The cash rate was held in June, but trimmed mean inflation rose to 3.6%, the highest level in 2 years, and unemployment lifted to 4.4%. That combination is now pointing to a fourth rate increase in August, which would place real pressure on household budgets already stretched by three previous rises. Cotality data shows Sydney values are down 2.9% over the quarter, but the upper quartile, where the vast majority of our stock sits, is down 5.7%.

That's the backdrop. But the data only tells part of the story. What's happening on the ground is more instructive.

Open home numbers have eased steadily over recent months and we're now averaging 7 buyers per open home. Days on market have moved to 34, the highest we've seen since 2018. Buyers are cautious, and on the street, prices are realistically off at least 10%. We always interrogate the headline data, particularly when banks and economists are forecasting Sydney values are forecast to fall down 8% to 10% this year. Here's the thing: no buyer in their right mind pays today's price without already factoring in tomorrow's forecast. That value has already been removed from asking prices. Sellers have been absorbing that shift over recent months, and for many it has taken time for the message to land, because the speed of this shift has caught people out.
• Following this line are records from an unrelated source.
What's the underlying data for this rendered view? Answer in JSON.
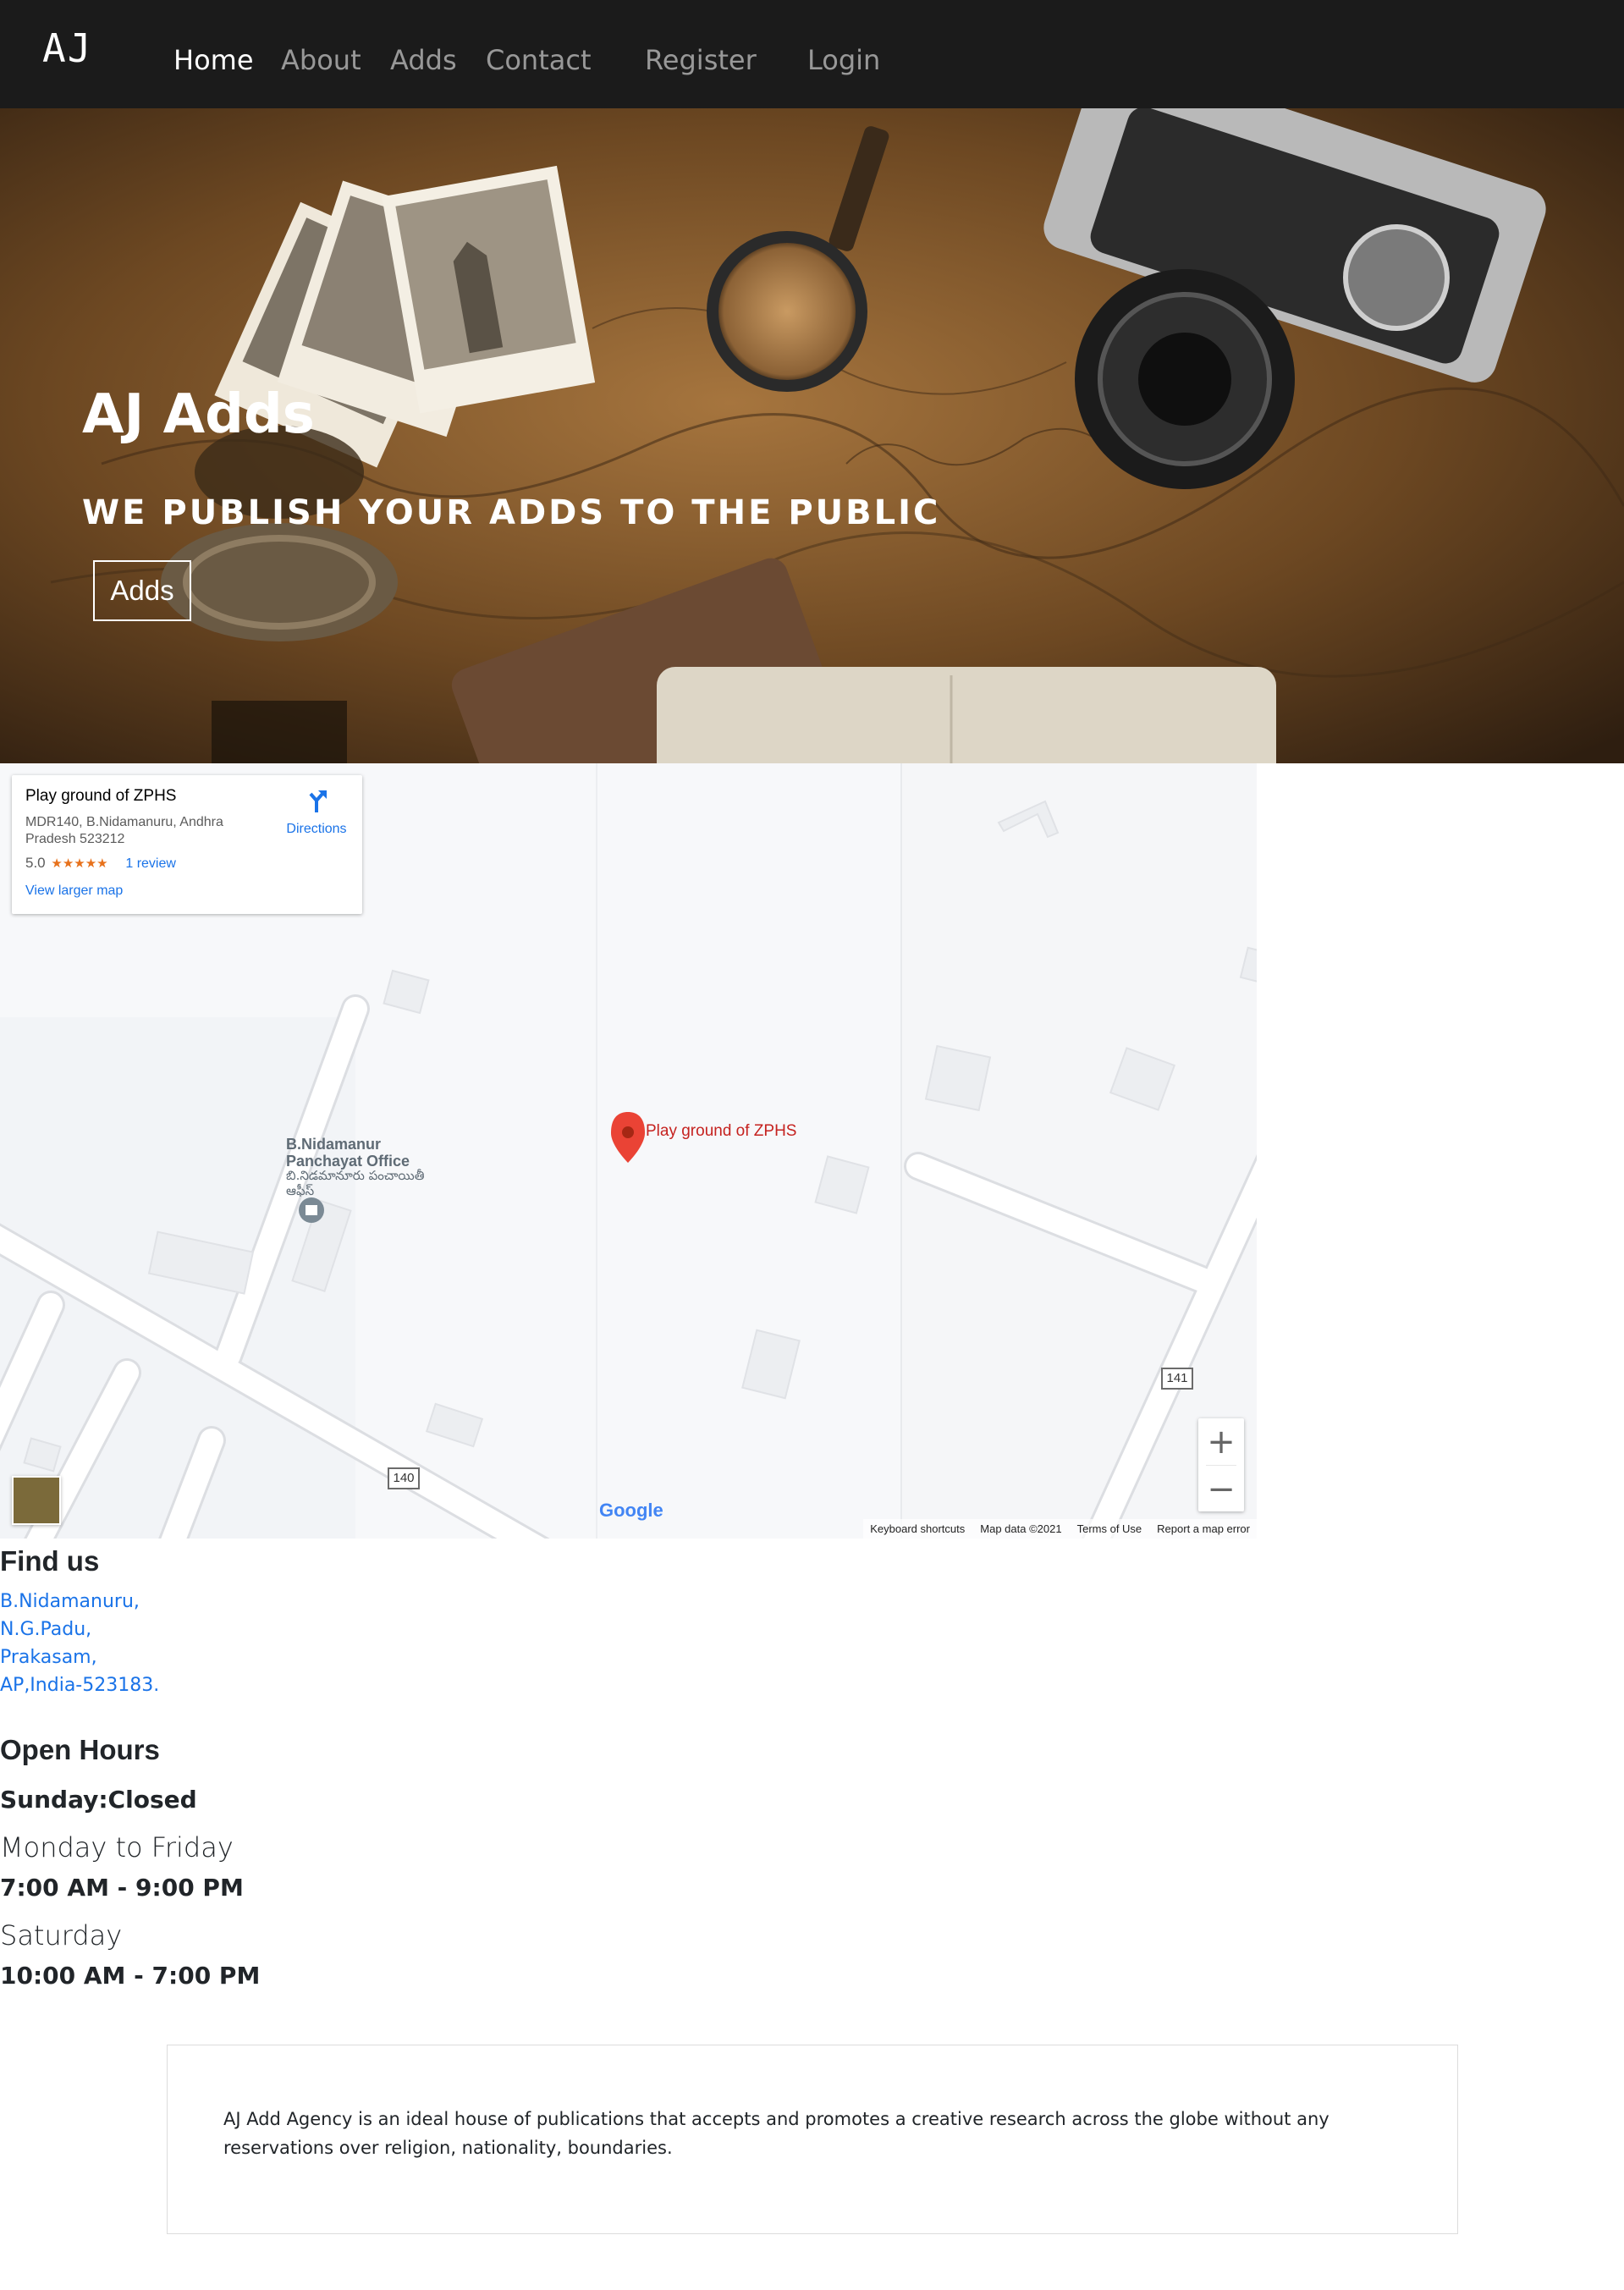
{
  "nav": {
    "brand": "AJ",
    "links": [
      {
        "label": "Home",
        "active": true
      },
      {
        "label": "About"
      },
      {
        "label": "Adds"
      },
      {
        "label": "Contact"
      },
      {
        "label": "Register"
      },
      {
        "label": "Login"
      }
    ]
  },
  "hero": {
    "title": "AJ Adds",
    "subtitle": "WE PUBLISH YOUR ADDS TO THE PUBLIC",
    "button_label": "Adds"
  },
  "map": {
    "place_name": "Play ground of ZPHS",
    "address": "MDR140, B.Nidamanuru, Andhra Pradesh 523212",
    "rating": "5.0",
    "stars": "★★★★★",
    "review_link": "1 review",
    "directions_label": "Directions",
    "larger_map_link": "View larger map",
    "pin_label": "Play ground of ZPHS",
    "poi_name": "B.Nidamanur Panchayat Office",
    "poi_local": "బి.నిడమానూరు పంచాయితీ ఆఫీస్",
    "road_shields": [
      "141",
      "140"
    ],
    "zoom_in": "+",
    "zoom_out": "−",
    "logo_text": "Google",
    "footer_links": [
      "Keyboard shortcuts",
      "Map data ©2021",
      "Terms of Use",
      "Report a map error"
    ]
  },
  "find_us": {
    "heading": "Find us",
    "lines": [
      "B.Nidamanuru,",
      "N.G.Padu,",
      "Prakasam,",
      "AP,India-523183."
    ]
  },
  "open_hours": {
    "heading": "Open Hours",
    "sunday": "Sunday:Closed",
    "weekday_label": "Monday to Friday",
    "weekday_hours": "7:00 AM - 9:00 PM",
    "saturday_label": "Saturday",
    "saturday_hours": "10:00 AM - 7:00 PM"
  },
  "about": {
    "text": "AJ Add Agency is an ideal house of publications that accepts and promotes a creative research across the globe without any reservations over religion, nationality, boundaries."
  }
}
To be direct, certain listings are off as much as 15%, typically poorly located homes or those with inefficient layouts. The broader market is dealing with a genuine crisis of confidence, but deals are happening. The maths is simple: buyers have a price, and sellers need to decide whether they're willing to meet it.

This is a delicate period for everyone in the market. Agents are working hard to capture buyer attention, sellers are doing what they can to get homes sold, and buyers are navigating a genuinely uncertain economic backdrop, with another rate rise now looking likely. It's not a cycle anyone gets excited about, and it's certainly not one people want to hear when their most valuable asset is losing value. But the market always comes back. Exactly when is hard to call, but after 3 decades working through these cycles, we know the best opportunities always surface in markets like this one.

Buyers with the means are already taking advantage, securing properties at prices that in some cases match 2019 and 2020 levels. In our view, the majority of this correction is already priced into the market. Buyer’s today are simply too informed to ignore tomorrow's forecasts when making decisions now. What's left is sellers closing the gap between their own expectations and where the new value benchmark has settled.

As we move through winter, Sydney has the second largest volume of listings on the market since 2010. Supply is strong, opportunity has surfaced, and for those willing to act, the best deals we've seen in over 5 years are happening every week.